It’s hard to find the good this holiday season. From domestic political strife to global conflict, it seems violence and division will prove the overarching themes of this dwindling year.
It can be all too easy to focus on the darkness instead of the light, especially in my profession. But a trip to the Muslim Association of Puget Sound (MAPS) in Redmond this week reminded me that for every cruel act that makes headlines, there’s a flood of compassion that often doesn’t.
You may have heard of MAPS because its sign has been vandalized twice in the past three weeks. But I didn’t visit the mosque to talk about acts under investigation as possible hate crimes. I was there to talk about Christmas Eve dinner for the needy.
Sheriff is describing the Christmas Eve dinner he and other volunteers will be serving in Seattle to more than 100 people this evening (the space wasn’t available on Saturday).
This multicultural dinner was founded by a Jewish woman and staffed in part by MAPS and its service arm. It’s its fifth year and has become a favorite tradition.

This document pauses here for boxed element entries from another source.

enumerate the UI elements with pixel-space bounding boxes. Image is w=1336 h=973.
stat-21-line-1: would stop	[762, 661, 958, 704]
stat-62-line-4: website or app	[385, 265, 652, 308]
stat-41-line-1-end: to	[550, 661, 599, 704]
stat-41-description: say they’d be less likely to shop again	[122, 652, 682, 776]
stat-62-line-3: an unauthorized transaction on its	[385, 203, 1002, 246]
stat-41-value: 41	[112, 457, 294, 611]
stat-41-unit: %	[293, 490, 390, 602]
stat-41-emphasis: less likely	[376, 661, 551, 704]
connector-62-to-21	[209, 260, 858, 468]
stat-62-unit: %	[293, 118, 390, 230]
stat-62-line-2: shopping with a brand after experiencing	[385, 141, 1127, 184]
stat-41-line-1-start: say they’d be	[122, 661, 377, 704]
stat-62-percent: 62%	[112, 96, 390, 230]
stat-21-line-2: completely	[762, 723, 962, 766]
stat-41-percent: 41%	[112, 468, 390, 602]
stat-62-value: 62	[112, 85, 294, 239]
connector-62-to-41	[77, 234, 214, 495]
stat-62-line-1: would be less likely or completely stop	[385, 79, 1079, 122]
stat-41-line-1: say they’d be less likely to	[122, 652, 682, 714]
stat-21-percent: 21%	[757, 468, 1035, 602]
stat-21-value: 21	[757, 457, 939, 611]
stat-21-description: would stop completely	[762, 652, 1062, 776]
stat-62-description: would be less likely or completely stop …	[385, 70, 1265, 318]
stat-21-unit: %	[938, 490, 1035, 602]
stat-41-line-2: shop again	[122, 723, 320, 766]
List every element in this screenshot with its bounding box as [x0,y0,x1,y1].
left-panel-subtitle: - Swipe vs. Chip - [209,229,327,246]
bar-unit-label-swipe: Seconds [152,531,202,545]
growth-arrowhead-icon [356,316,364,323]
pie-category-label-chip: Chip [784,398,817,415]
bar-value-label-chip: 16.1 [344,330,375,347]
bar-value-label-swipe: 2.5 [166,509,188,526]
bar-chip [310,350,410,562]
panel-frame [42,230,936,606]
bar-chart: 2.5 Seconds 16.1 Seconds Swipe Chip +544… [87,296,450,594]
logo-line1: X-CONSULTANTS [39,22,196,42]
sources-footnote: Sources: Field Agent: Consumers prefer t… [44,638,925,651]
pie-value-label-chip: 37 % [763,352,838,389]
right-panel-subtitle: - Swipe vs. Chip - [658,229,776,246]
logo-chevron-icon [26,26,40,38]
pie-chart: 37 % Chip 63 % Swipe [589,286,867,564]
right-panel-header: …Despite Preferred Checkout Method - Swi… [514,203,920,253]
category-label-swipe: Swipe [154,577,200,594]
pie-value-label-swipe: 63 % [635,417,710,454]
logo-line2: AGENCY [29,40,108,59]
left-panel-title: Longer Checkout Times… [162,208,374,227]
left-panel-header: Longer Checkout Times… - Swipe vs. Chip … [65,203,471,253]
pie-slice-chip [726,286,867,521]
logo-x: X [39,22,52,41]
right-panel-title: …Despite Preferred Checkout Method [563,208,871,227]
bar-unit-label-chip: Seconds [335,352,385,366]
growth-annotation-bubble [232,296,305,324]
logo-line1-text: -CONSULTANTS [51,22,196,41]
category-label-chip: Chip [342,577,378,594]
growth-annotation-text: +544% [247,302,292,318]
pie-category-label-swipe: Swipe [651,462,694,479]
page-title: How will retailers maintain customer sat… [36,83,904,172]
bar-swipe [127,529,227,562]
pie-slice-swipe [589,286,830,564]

“It really is about putting our faith in action,” says Sheriff. “Christmas Eve is just another occasion when we can share our blessings with others who are less fortunate.”
For his daughter, Nehath Sheriff, who has volunteered at every Christmas Eve dinner since the start, it’s a reminder of what really matters.
“I think that we all take dinner and family for granted,” she said. “It’s a very humbling experience.”